Spoofing of the DNS can occur when the DNS server has been compromised by a security attack. The spoof could happen in two ways; when the security attack itself modifies its tables or when the attacker modifies the tables after having compromised the security of the DNS server. DNS has two types of ``nameservers''; primary and secondary. There can only be one primary nameserver and it is the most ``authoritative'' one can find within a domain's namespace. The secondary nameservers get their infomation from the primary nameserver. If the primary nameserver has been compromised, all the secondary nameservers will have incorrect information. If such information eventually propagates throughout the entire Internet, it may have devastating effects.

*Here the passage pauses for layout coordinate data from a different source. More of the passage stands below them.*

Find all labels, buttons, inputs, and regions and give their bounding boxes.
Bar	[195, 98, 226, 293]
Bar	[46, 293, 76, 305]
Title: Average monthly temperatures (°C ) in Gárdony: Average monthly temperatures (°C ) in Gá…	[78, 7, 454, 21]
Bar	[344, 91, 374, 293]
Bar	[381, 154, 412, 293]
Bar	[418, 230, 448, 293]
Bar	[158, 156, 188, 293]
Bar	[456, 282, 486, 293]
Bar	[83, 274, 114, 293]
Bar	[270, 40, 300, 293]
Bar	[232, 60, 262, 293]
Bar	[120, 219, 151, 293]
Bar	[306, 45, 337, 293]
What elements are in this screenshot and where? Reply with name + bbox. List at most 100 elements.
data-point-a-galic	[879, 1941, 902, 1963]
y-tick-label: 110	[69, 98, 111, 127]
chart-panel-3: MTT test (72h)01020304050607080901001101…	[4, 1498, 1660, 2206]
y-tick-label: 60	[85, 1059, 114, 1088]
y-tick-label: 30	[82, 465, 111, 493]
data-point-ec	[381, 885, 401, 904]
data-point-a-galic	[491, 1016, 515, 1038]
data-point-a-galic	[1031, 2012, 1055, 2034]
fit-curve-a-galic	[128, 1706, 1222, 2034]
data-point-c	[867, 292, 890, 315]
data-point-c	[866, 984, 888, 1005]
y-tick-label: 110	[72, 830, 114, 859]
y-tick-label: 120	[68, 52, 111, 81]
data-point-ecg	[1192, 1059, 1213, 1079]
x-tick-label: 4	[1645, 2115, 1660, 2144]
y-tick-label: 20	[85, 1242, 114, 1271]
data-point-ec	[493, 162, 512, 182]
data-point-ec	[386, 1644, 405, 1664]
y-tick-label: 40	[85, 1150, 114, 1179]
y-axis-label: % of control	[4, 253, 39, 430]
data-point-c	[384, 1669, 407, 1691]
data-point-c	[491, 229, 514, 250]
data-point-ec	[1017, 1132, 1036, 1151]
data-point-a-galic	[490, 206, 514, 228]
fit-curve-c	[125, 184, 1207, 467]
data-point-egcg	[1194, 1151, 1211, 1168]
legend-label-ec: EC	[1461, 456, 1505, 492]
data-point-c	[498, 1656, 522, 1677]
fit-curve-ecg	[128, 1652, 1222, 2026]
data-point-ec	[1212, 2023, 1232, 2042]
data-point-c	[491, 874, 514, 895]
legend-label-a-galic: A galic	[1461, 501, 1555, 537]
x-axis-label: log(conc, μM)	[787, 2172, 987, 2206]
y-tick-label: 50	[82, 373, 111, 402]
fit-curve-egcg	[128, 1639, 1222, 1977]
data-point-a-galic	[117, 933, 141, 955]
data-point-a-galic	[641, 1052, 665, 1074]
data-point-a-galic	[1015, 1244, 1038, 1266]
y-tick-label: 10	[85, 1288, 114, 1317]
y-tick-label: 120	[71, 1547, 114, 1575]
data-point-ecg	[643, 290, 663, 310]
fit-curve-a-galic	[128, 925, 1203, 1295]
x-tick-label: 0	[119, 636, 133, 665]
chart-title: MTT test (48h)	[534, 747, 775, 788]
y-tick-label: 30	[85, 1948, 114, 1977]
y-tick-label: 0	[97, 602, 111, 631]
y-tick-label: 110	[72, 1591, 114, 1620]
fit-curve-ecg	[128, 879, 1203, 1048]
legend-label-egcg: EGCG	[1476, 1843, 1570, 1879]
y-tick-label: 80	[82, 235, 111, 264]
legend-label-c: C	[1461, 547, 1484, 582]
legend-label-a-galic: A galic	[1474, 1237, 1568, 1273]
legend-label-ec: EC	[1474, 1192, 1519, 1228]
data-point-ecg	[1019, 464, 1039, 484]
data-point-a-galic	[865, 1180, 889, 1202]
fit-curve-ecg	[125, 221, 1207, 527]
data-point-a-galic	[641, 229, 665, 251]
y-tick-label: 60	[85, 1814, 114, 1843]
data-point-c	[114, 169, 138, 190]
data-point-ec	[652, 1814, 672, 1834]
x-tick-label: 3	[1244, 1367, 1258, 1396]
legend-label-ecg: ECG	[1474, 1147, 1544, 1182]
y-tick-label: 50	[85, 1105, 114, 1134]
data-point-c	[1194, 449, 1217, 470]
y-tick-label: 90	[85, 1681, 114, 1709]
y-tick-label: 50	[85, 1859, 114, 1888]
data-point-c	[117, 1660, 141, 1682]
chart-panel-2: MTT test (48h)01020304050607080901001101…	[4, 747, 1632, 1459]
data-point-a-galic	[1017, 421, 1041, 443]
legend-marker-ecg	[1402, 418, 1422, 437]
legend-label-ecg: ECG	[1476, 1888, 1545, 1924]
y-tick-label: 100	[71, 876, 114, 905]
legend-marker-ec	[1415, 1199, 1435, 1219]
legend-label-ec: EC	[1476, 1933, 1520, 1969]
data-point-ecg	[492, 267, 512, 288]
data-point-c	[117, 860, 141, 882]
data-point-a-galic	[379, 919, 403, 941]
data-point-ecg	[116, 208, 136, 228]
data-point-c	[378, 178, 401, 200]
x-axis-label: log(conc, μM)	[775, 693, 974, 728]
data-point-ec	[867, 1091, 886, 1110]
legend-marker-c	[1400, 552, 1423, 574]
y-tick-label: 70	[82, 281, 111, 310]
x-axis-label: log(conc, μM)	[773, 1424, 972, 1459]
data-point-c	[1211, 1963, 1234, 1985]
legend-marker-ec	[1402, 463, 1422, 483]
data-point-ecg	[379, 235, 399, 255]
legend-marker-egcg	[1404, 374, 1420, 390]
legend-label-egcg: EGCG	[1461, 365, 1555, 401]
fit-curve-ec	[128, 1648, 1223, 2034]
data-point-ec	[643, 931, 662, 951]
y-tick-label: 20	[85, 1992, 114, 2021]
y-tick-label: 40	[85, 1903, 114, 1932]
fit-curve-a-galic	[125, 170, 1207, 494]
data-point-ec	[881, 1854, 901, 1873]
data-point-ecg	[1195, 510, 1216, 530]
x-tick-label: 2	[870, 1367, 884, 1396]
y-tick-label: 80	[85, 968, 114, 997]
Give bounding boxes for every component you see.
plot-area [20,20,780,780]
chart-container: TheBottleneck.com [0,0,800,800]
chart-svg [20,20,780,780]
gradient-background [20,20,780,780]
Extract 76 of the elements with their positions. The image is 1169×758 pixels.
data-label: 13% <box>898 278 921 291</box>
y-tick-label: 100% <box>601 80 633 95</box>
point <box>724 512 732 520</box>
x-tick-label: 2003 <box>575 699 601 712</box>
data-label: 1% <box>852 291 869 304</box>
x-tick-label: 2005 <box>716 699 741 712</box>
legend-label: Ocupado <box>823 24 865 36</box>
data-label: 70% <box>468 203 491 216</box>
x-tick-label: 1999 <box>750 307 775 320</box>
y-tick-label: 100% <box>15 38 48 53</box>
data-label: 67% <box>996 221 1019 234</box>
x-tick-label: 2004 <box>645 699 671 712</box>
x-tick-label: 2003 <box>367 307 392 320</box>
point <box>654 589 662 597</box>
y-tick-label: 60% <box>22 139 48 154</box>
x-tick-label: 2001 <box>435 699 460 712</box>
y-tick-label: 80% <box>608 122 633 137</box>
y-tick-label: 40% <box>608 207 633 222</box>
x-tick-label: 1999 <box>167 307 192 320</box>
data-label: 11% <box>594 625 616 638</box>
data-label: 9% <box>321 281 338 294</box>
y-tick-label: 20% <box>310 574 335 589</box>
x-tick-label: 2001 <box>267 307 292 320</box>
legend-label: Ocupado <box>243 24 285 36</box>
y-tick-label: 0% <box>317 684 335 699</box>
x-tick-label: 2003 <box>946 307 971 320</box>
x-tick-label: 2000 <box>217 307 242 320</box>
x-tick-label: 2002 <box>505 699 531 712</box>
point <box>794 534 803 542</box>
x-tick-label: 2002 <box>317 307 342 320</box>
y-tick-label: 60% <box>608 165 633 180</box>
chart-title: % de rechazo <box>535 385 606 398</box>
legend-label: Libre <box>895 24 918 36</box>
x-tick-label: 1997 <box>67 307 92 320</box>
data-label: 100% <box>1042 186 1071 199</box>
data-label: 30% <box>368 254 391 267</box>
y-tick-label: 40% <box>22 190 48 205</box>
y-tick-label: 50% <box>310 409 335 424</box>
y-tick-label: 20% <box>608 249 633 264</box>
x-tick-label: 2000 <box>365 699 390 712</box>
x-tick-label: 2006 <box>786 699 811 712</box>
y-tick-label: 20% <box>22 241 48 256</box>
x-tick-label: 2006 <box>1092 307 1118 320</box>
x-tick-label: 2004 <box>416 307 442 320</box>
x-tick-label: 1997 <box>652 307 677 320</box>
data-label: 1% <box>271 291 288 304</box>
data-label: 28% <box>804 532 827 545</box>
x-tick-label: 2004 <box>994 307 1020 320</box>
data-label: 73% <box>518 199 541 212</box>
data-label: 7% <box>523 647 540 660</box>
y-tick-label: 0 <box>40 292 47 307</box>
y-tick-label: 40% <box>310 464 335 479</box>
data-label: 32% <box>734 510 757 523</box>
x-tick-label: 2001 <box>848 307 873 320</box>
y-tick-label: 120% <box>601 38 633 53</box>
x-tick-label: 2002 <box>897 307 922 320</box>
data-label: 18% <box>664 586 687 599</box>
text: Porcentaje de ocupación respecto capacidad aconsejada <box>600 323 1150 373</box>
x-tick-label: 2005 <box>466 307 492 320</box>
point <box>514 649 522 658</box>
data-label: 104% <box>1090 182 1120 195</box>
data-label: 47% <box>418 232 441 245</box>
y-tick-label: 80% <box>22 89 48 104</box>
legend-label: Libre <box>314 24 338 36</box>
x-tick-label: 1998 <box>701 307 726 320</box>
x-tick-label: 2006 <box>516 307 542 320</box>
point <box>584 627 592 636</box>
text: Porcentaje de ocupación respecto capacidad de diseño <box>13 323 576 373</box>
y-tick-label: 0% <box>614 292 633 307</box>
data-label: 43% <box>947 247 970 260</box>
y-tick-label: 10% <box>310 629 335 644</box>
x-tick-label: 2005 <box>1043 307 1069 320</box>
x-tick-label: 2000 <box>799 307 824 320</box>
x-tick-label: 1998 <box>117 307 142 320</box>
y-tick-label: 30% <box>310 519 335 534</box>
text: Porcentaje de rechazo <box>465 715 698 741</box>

ICMP packets include a payload section which is not usually used. Whether the payload is used or not, it is usually not checked. Programs like ping, which check if hosts are up or not, use ICMP. Ping works by sending ICMP echo requests and works out whether a host is up or not and other information from ICMP replies. There are no efficient filters to check what the payload section of an ICMP packet, especially since there are 15 different types of ICMP messages. Using ICMP tunnelling, covert channels can be created by putting something in the payload section of the packet. A tool exploiting this covert channel can be used as a backdoor. This backdoor can be used to execute commands on the remote system or collect information from it.